Five years later, Def Jam stepped up to the plate and signed DMX, launching what would become a stellar career. With a fearsome bark and insightful lyrics that largely focused on the internal struggles between good and evil rather than the standard money, cars and "ho's", DMX made 1998 his year, with two multi-platinum albums released (both debuting at Number One on Billboard's charts). That year he also made his feature debut in the hip-hop organized crime drama "Belly", playing "ghetto president" Tommy Brown, a thug about town who grows apart from his aptly named, more intellectual childhood friend and conspirator Sincere (fellow rapper NAS). Unfortunately, great record sales and a strong performance in the film wasn't what kept DMX in headlines, it was his numerous run-ins with the law. An rape charge that was squashed due to his voluntary DNA evidence, gun raps, allegations of stabbings and moving violations followed the musician around. Though nearly every charge was subsequently dropped, retractions don't make headlines the way allegations do. One of his only convictions, which led to a fine and a two-day sentence in a Trinidadian jail, was for using obscenities in his concert performance, a laughable charge to be brought against a rapper.
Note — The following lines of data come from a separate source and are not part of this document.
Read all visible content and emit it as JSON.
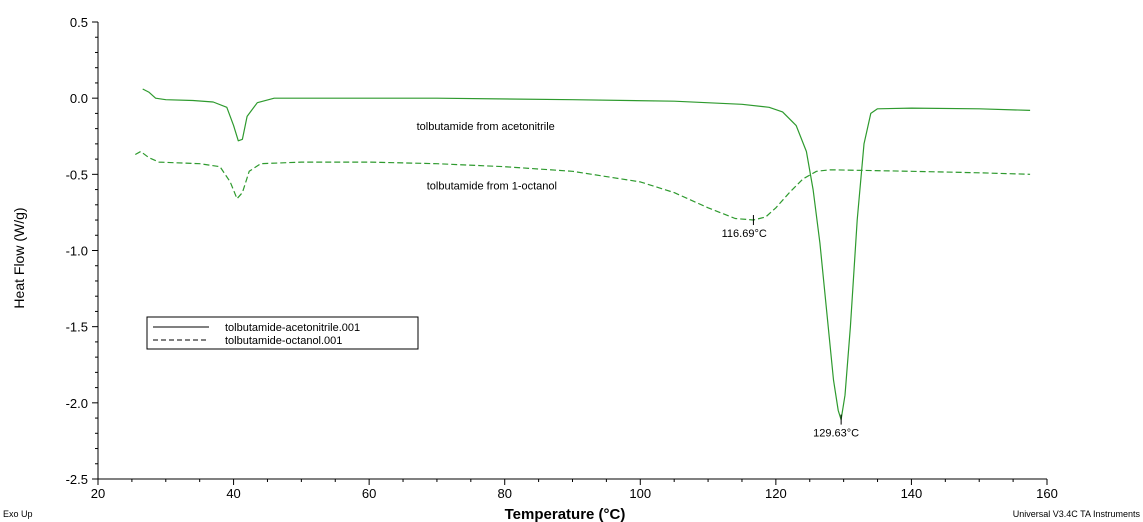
{
  "chart_data": {
    "type": "line",
    "xlabel": "Temperature (°C)",
    "ylabel": "Heat Flow (W/g)",
    "xlim": [
      20,
      160
    ],
    "ylim": [
      -2.5,
      0.5
    ],
    "x_ticks": [
      20,
      40,
      60,
      80,
      100,
      120,
      140,
      160
    ],
    "y_ticks": [
      0.5,
      0.0,
      -0.5,
      -1.0,
      -1.5,
      -2.0,
      -2.5
    ],
    "x_tick_labels": [
      "20",
      "40",
      "60",
      "80",
      "100",
      "120",
      "140",
      "160"
    ],
    "y_tick_labels": [
      "0.5",
      "0.0",
      "-0.5",
      "-1.0",
      "-1.5",
      "-2.0",
      "-2.5"
    ],
    "grid": false,
    "legend_position": "lower-left",
    "series_color": "#2e9a2e",
    "series": [
      {
        "name": "tolbutamide-acetonitrile.001",
        "style": "solid",
        "points": [
          [
            26.6,
            0.06
          ],
          [
            27.5,
            0.04
          ],
          [
            28.5,
            0.0
          ],
          [
            30,
            -0.01
          ],
          [
            34,
            -0.015
          ],
          [
            37,
            -0.025
          ],
          [
            39,
            -0.06
          ],
          [
            40,
            -0.18
          ],
          [
            40.7,
            -0.28
          ],
          [
            41.3,
            -0.27
          ],
          [
            42,
            -0.12
          ],
          [
            43.5,
            -0.03
          ],
          [
            46,
            0.0
          ],
          [
            55,
            0.0
          ],
          [
            70,
            0.0
          ],
          [
            90,
            -0.01
          ],
          [
            105,
            -0.02
          ],
          [
            115,
            -0.04
          ],
          [
            119,
            -0.06
          ],
          [
            121,
            -0.09
          ],
          [
            123,
            -0.18
          ],
          [
            124.5,
            -0.35
          ],
          [
            125.5,
            -0.6
          ],
          [
            126.5,
            -0.95
          ],
          [
            127.5,
            -1.4
          ],
          [
            128.5,
            -1.85
          ],
          [
            129.2,
            -2.05
          ],
          [
            129.63,
            -2.11
          ],
          [
            130.2,
            -1.95
          ],
          [
            131,
            -1.5
          ],
          [
            132,
            -0.8
          ],
          [
            133,
            -0.3
          ],
          [
            134,
            -0.1
          ],
          [
            135,
            -0.07
          ],
          [
            140,
            -0.065
          ],
          [
            150,
            -0.07
          ],
          [
            157.5,
            -0.08
          ]
        ]
      },
      {
        "name": "tolbutamide-octanol.001",
        "style": "dashed",
        "points": [
          [
            25.5,
            -0.37
          ],
          [
            26.3,
            -0.35
          ],
          [
            27.5,
            -0.39
          ],
          [
            29,
            -0.42
          ],
          [
            35,
            -0.43
          ],
          [
            38,
            -0.45
          ],
          [
            39.5,
            -0.55
          ],
          [
            40.5,
            -0.66
          ],
          [
            41.3,
            -0.62
          ],
          [
            42.3,
            -0.48
          ],
          [
            44,
            -0.43
          ],
          [
            50,
            -0.42
          ],
          [
            60,
            -0.42
          ],
          [
            70,
            -0.43
          ],
          [
            80,
            -0.45
          ],
          [
            90,
            -0.48
          ],
          [
            100,
            -0.55
          ],
          [
            105,
            -0.62
          ],
          [
            110,
            -0.72
          ],
          [
            114,
            -0.79
          ],
          [
            116.69,
            -0.8
          ],
          [
            118.5,
            -0.78
          ],
          [
            120,
            -0.72
          ],
          [
            122,
            -0.62
          ],
          [
            124,
            -0.53
          ],
          [
            126,
            -0.48
          ],
          [
            128,
            -0.47
          ],
          [
            140,
            -0.48
          ],
          [
            150,
            -0.49
          ],
          [
            157.5,
            -0.5
          ]
        ]
      }
    ],
    "annotations": [
      {
        "text": "tolbutamide from acetonitrile",
        "x": 67,
        "y": -0.21
      },
      {
        "text": "tolbutamide from 1-octanol",
        "x": 68.5,
        "y": -0.6
      },
      {
        "text": "116.69°C",
        "x": 112,
        "y": -0.91,
        "mark_x": 116.69,
        "mark_y": -0.8
      },
      {
        "text": "129.63°C",
        "x": 125.5,
        "y": -2.22,
        "mark_x": 129.63,
        "mark_y": -2.11
      }
    ],
    "corner_left": "Exo Up",
    "corner_right": "Universal V3.4C TA Instruments"
  }
}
DMX released the successful "...And Then There Was X", an album that spawned the musician's first Top 40 hit, the remarkably catchy "Party Up (Up in Here)". The multi-platinum album debuted at Number One in December of 1999. A featured role in the Jet Li gangland vehicle "Romeo Must Die" (2000) didn't showcase DMX to his full ability, but it did at least establish that "Belly" wasn't a fluke. The well-made hip-hop tour documentary "Backstage" put the rapper on the big screen again in 2000. While he made headlines for his soap opera-like dealings with a Cheektowaga, New York court and a 15 day jail sentence, DMX's co-starring role in "Exit Wounds" (2001) hit theaters. Playing a street smart crime lord who joins up with Steven Seagal's burnt-out cop to battle police corruption, DMX would prove his star status with a far bigger role than he had in previous efforts. DMX's fourth album, "The Great Depression", which dropped in the summer of 2001, was the rapper's most introspective work yet and showed a definite progression in his development as an artist.
2003 found DMX back working in film, co-starring alongside Jet Li in "Cradle 2 the Grave."